Even our present-day young robbin hoods, the subject of current concerns in relation to unruliness, are not immune to feelings involving deference, as is indicated by their pathetic proneness to suffer misplaced bouts of anger at the perceived failure of their peers to extend towards them the appropriate degree of ‘’spec’’ they consider to be their due.
What is so wrong with their behaviour is not that it is governed by such hierarchical considerations of social rank, but that they have such a morally impoverished notion of what is deserving of deference, confining the qualifying qualities to nothing besides physical bravado, cunning, and disrespect for authority.
Those in authority will continue to fail to elicit from that quarter any respect for themselves or anyone else, unless and until both they and everyone else in ‘respectable’ society are prepared once more to treat people with the varying degrees of respect and deference they are due according to their standing in a moral hierarchy in which people are by no means all on exactly moral par with each other.
In sum, respect and deference are things that people have to earn and receive from others by their moral and other worthwhile achievements.

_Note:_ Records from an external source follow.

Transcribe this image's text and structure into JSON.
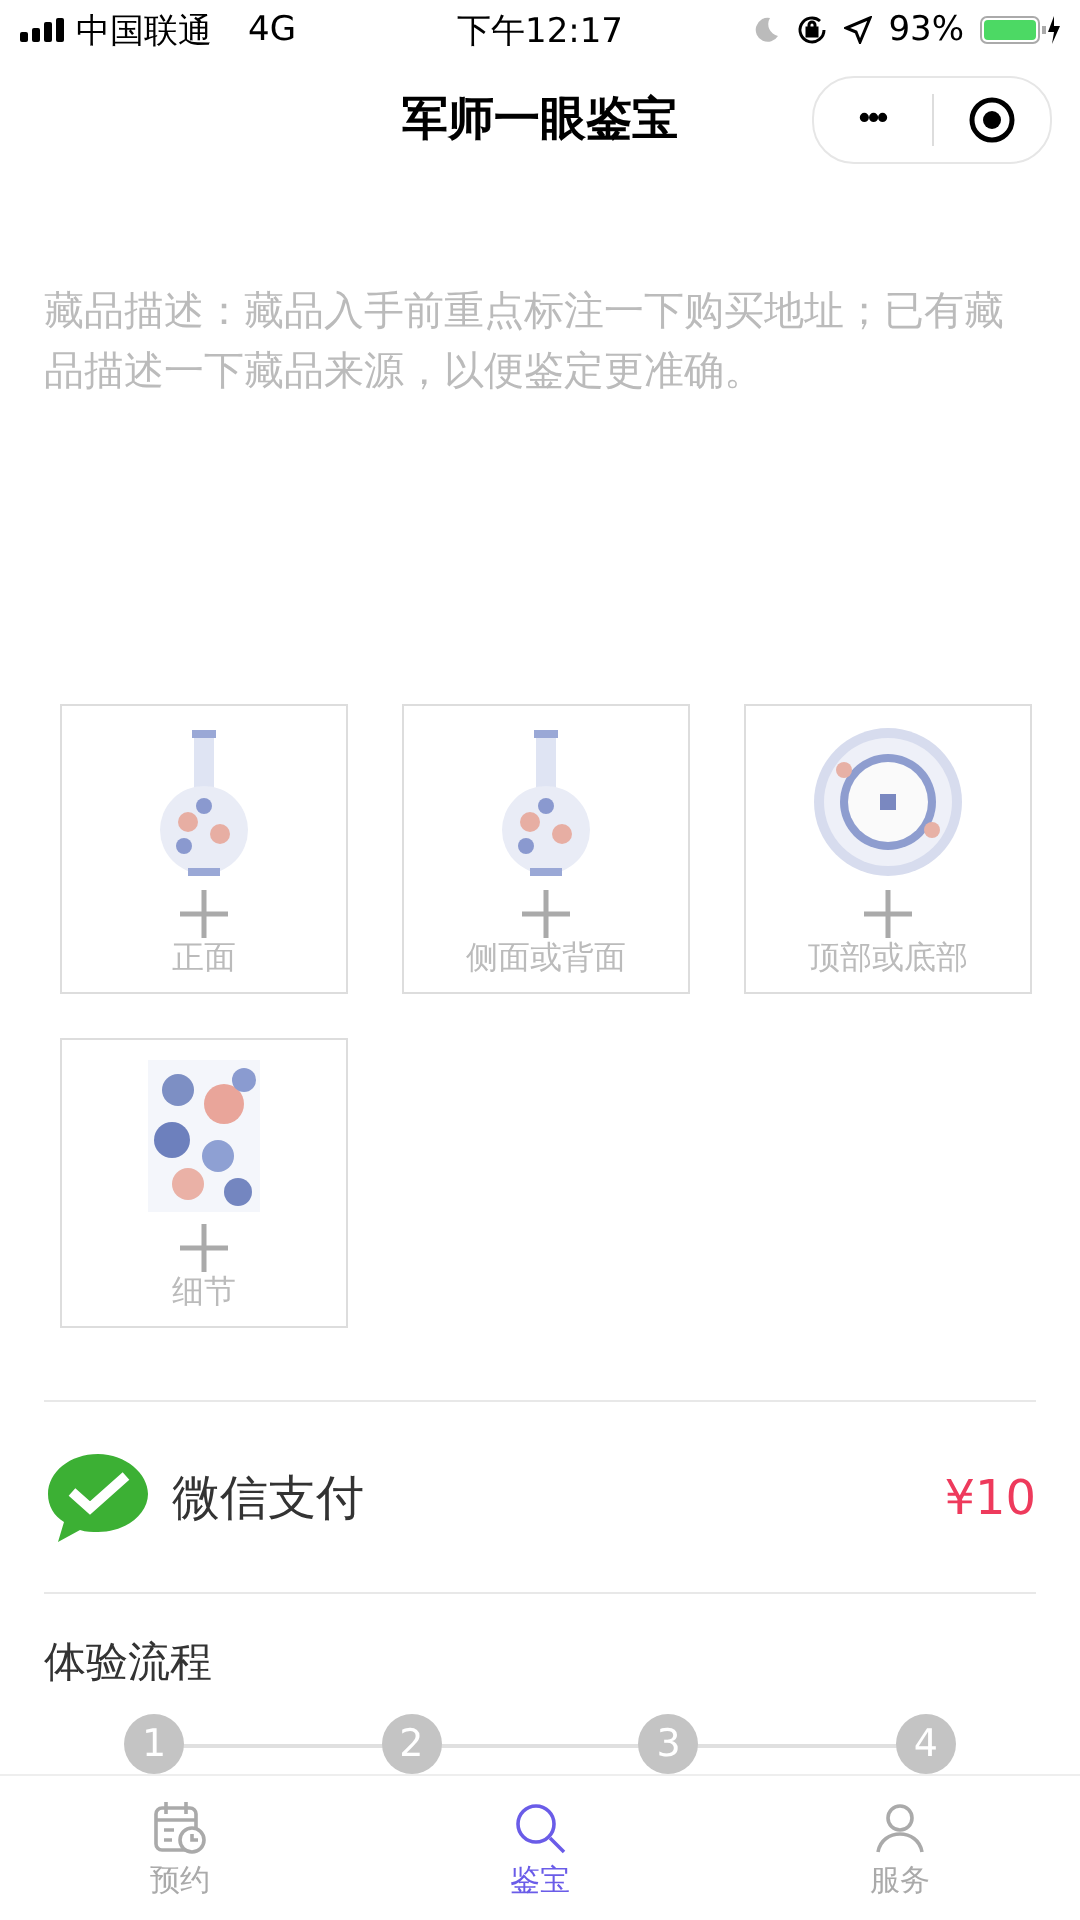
{
  "status_bar": {
    "carrier": "中国联通",
    "network": "4G",
    "time": "下午12:17",
    "battery": "93%"
  },
  "nav": {
    "title": "军师一眼鉴宝",
    "more": "•••"
  },
  "description": {
    "placeholder": "藏品描述：藏品入手前重点标注一下购买地址；已有藏品描述一下藏品来源，以便鉴定更准确。"
  },
  "photos": [
    {
      "label": "正面",
      "kind": "picture"
    },
    {
      "label": "侧面或背面",
      "kind": "picture"
    },
    {
      "label": "顶部或底部",
      "kind": "picture"
    },
    {
      "label": "细节",
      "kind": "picture"
    }
  ],
  "payment": {
    "method": "微信支付",
    "price": "¥10"
  },
  "process": {
    "title": "体验流程",
    "steps": [
      "1",
      "2",
      "3",
      "4"
    ]
  },
  "tab_bar": [
    {
      "label": "预约",
      "kind": "calendar",
      "selected": false
    },
    {
      "label": "鉴宝",
      "kind": "search",
      "selected": true
    },
    {
      "label": "服务",
      "kind": "person",
      "selected": false
    }
  ]
}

They are not things that can be conferred on everyone alike by ministerial fiat, any more than they can by the creation of some government funded equal respect and deference commission charged with statutory powers to require everyone to undergo respect-sensitivity training.
Comments (2)
This announcement on 'yobs' is only so much bunkum, on so many levels.
Firstly, I can't remember a time when security guards in private, roofed places did not make people take off their hats
Secondly, these children of Blair, risen under his regime, disregard 'respect' because they have received no respect. The law is ever more an arbitrary device that is not based upon reason, but upon whimsical caprice.
If a state rules with a rod of iron, rather than convincing citizens of the reason for cooperation in the joint endeavour of the nation, then they will receive the most minimal cooperation. Whenever the rules can be twisted or broken without repercussion, they shall.
We, the denizens of this state, have no real in-put into the running of our country, yet we are ever more controlled by overarching authority. This is the effect, not of oppression, but of 'domination' (Marion Young). We are not empowered, we are ruled.
If you want people to respect the rules, you have to give them a stake in them. 'Stakeholder Society' arose as a term at precisely the time it was taken away from us. We all know that the jury-rigged 'consultations' only favour those whom the government wants to be consulted - plain and simply.
Lastly, to be tough 'on the causes of crime' does not mean sending children to prison for dropping litter before they can progress to more serious crime, but thinking: Why are these kids hanging around on street corners or in malls? Is there no where else for them to go? Being tough on the causes of crime means opening up a youth drop-in centre in Bluewater where regular members of staff can build up a dialogue with the kids to help provide for their needs which would make the kids better understand the needs of others and stop them loitering pointlessly.
Why do I feel that these continual press annoucements are just a way of creating a one-way dialgoue with 'the people' (ala Mussolini) and of sowing fear and dissent, giving Labour both popularity and power?
Posted by Chas | May 23, 2005 11:12 PM
Posted on May 23, 2005 23:12
You are right to say that one of the contributory factos in the decline in respect has been the decline of marriage etc. Yet, there are other contextual cultural factors which are having an equally important affect. The role of the popular media and its relentless obsession with celebrity etc is creating a cultural context in which the totemic symbols which define our culture are at best ambiguous in relation to the fostering of culture of respect and at worst profoundly inimical to it.